Blake's Book of Urizen is a parody of sorts of the biblical creation story. It has other potential parodic elements as well. What are some of the other potential targets and how are they related...
Blake's Book of Urizen is a parody of sorts of the biblical creation story. It has other potential parodic elements as well. What are some of the other potential targets and how are they related to larger themes in Blake?
William Blake’s late-18th Century literary creation The Book of Urizen is widely considered a parody of the Bible’s Book of Genesis, the story of creation. If the Book of Genesis is considered by many the word of God, Blake’s effort more appropriately constitutes the word of Satan. The Old Testament, of course, is hardly a Disneyesque fairy tale; on the contrary, it is replete with sin, war and violent death, the latter often meted out by a vengeful Creator disturbed by His people’s seeming unwillingness to countenance the Divine’s expectations of man. That said, the Book of Genesis purports to describe the origins of the universe and of human life, and of God’s role in attempting to guide his creations towards eternal enlightenment. Blake, in contrast, launches immediately into a bleak, dark vision more typically associated with the kind of Gothic literature that spawned Dracula, the Monk, and Victor Frankenstein’s wretched demon. Whereas the Book of Genesis brings earth out of the dark (“the earth was a formless void and darkness covered the face of the deep. . .Then God said ‘Let there be light,’ and there was light.”), Blake’s vision, and apparent rejection of the concept of a Holy Scripture, prefers imagery more appropriate to a painting by Hieronymus Bosch.
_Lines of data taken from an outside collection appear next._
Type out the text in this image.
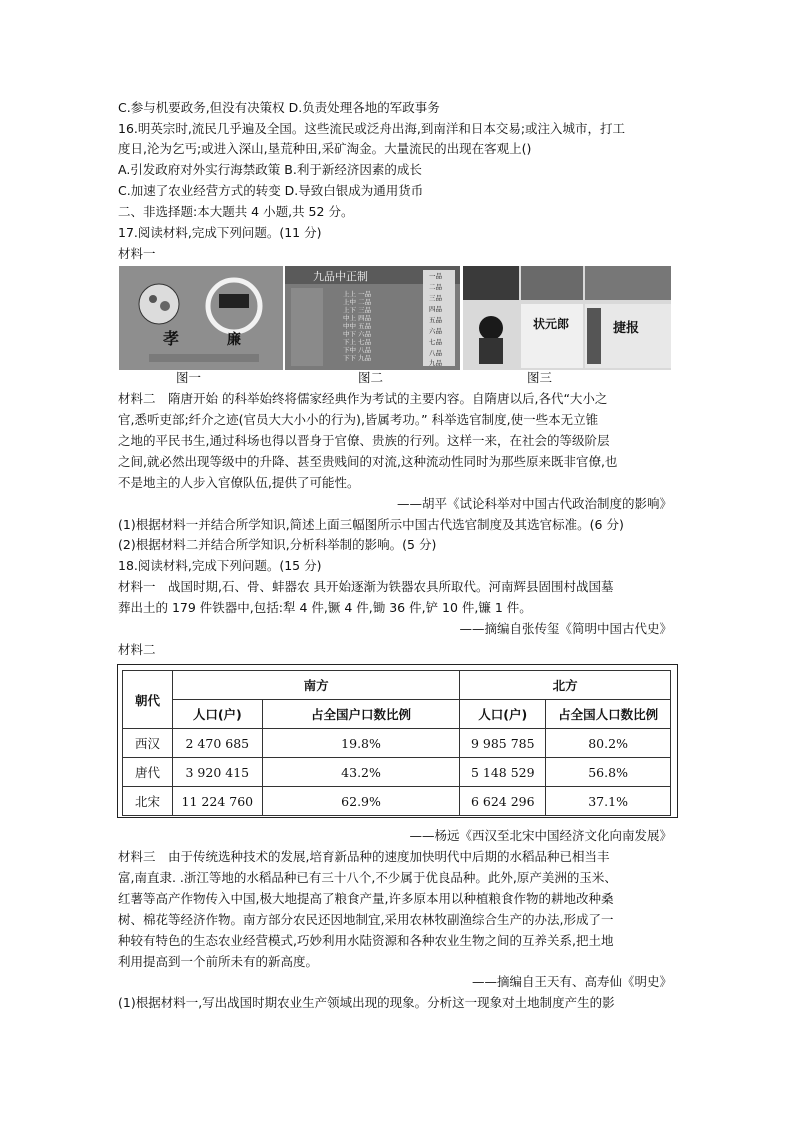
C.参与机要政务,但没有决策权 D.负责处理各地的军政事务
16.明英宗时,流民几乎遍及全国。这些流民或泛舟出海,到南洋和日本交易;或注入城市，打工
度日,沦为乞丐;或进入深山,垦荒种田,采矿淘金。大量流民的出现在客观上()
A.引发政府对外实行海禁政策 B.利于新经济因素的成长
C.加速了农业经营方式的转变 D.导致白银成为通用货币
二、非选择题:本大题共 4 小题,共 52 分。
17.阅读材料,完成下列问题。(11 分)
材料一
孝	廉
九品中正制
上上 一品
上中 二品
上下 三品
中上 四品
中中 五品
中下 六品
下上 七品
下中 八品
下下 九品
一品
二品
三品
四品
五品
六品
七品
八品
九品
状元郎	捷报
图一	图二	图三
材料二　隋唐开始 的科举始终将儒家经典作为考试的主要内容。自隋唐以后,各代“大小之
官,悉听吏部;纤介之迹(官员大大小小的行为),皆属考功。” 科举选官制度,使一些本无立锥
之地的平民书生,通过科场也得以晋身于官僚、贵族的行列。这样一来，在社会的等级阶层
之间,就必然出现等级中的升降、甚至贵贱间的对流,这种流动性同时为那些原来既非官僚,也
不是地主的人步入官僚队伍,提供了可能性。
——胡平《试论科举对中国古代政治制度的影响》
(1)根据材料一并结合所学知识,简述上面三幅图所示中国古代选官制度及其选官标准。(6 分)
(2)根据材料二并结合所学知识,分析科举制的影响。(5 分)
18.阅读材料,完成下列问题。(15 分)
材料一　战国时期,石、骨、蚌器农 具开始逐渐为铁器农具所取代。河南辉县固围村战国墓
葬出土的 179 件铁器中,包括:犁 4 件,镢 4 件,锄 36 件,铲 10 件,镰 1 件。
——摘编自张传玺《简明中国古代史》
材料二
朝代	南方		北方	
	人口(户)	占全国户口数比例	人口(户)	占全国人口数比例
西汉	2 470 685	19.8%	9 985 785	80.2%
唐代	3 920 415	43.2%	5 148 529	56.8%
北宋	11 224 760	62.9%	6 624 296	37.1%
——杨远《西汉至北宋中国经济文化向南发展》
材料三　由于传统选种技术的发展,培育新品种的速度加快明代中后期的水稻品种已相当丰
富,南直隶. .浙江等地的水稻品种已有三十八个,不少属于优良品种。此外,原产美洲的玉米、
红薯等高产作物传入中国,极大地提高了粮食产量,许多原本用以种植粮食作物的耕地改种桑
树、棉花等经济作物。南方部分农民还因地制宜,采用农林牧副渔综合生产的办法,形成了一
种较有特色的生态农业经营模式,巧妙利用水陆资源和各种农业生物之间的互养关系,把土地
利用提高到一个前所未有的新高度。
——摘编自王天有、高寿仙《明史》
(1)根据材料一,写出战国时期农业生产领域出现的现象。分析这一现象对土地制度产生的影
At the beginning of Chapter I, Blake’s version of “Genesis” is clearly inspired more by thoughts of Hell than of Heaven:
"Lo, a Shadow of horror is risen
In Eternity! unknown, unprolific,
Self−clos'd, all−repelling. What Demon
Hath form'd this abominable Void,
This soul−shudd'ring Vacuum? Some said
It is Urizen. But unknown, abstracted,
Brooding, secret, the dark Power hid."
Similarly, in Chapter III, he continues this theme of eternal immorality and the dominance of Evil:
“But no light from the fires! all was darkness
In the flames of Eternal fury.”
Whereas God created man out of dust and “breathed into his nostrils the breath of life,” Blake’s concept of humanity had considerably less idyllic origins:
“Los wept, howling around the dark Demon,
And cursing his lot; for in anguish
Urizen was rent from his side,
And a fathomless Void for his feet,
And intense fires for his dwelling”
Blake’s imagery throughout The Book of Urizen is unrelentingly bleak, and his characterizations complex. Urizen represents the Creator, but his origins are murky; Los represents contemplation, but without any kind of parameters. The nature of the Eternals is similarly vague, as they might represent a chosen people, but they seem to precede Urizen. The Eternals relationship to Urizen seems to suggest a parallel to the tumultuous relationship between God and Moses on one hand and the rebellious ever-questioning masses led out of bondage in Egypt on the other hand. To reiterate a point made earlier, the long journey to the Promised Land is hardly without incident. Untold numbers of those following Moses are summarily executed for the crime of rejecting God’s teachings and arguing with Moses and Aaron, and, in the end neither of those two prominent leaders entrusted with God’s commandments are even allowed to enter the Promised Land. If Blake’s counter to the Bible constitutes one long pro-Satanic text, he can be excused for his pessimism. His opening to Chapter IX differs from much of the Five Books of Moses only in tone:
"Beneath the Net of Urizen.
Persuasion was in vain;
For the ears of the inhabitants
Were wither'd and deafen'd and cold,
And their eyes could not discern
Their brethren of other cities"
In the Book of Genesis, an aged Noah gets drunk and disrobes, to the dismay of his family. If that’s a sign of the times in the Bible, what can one expect from William Blake?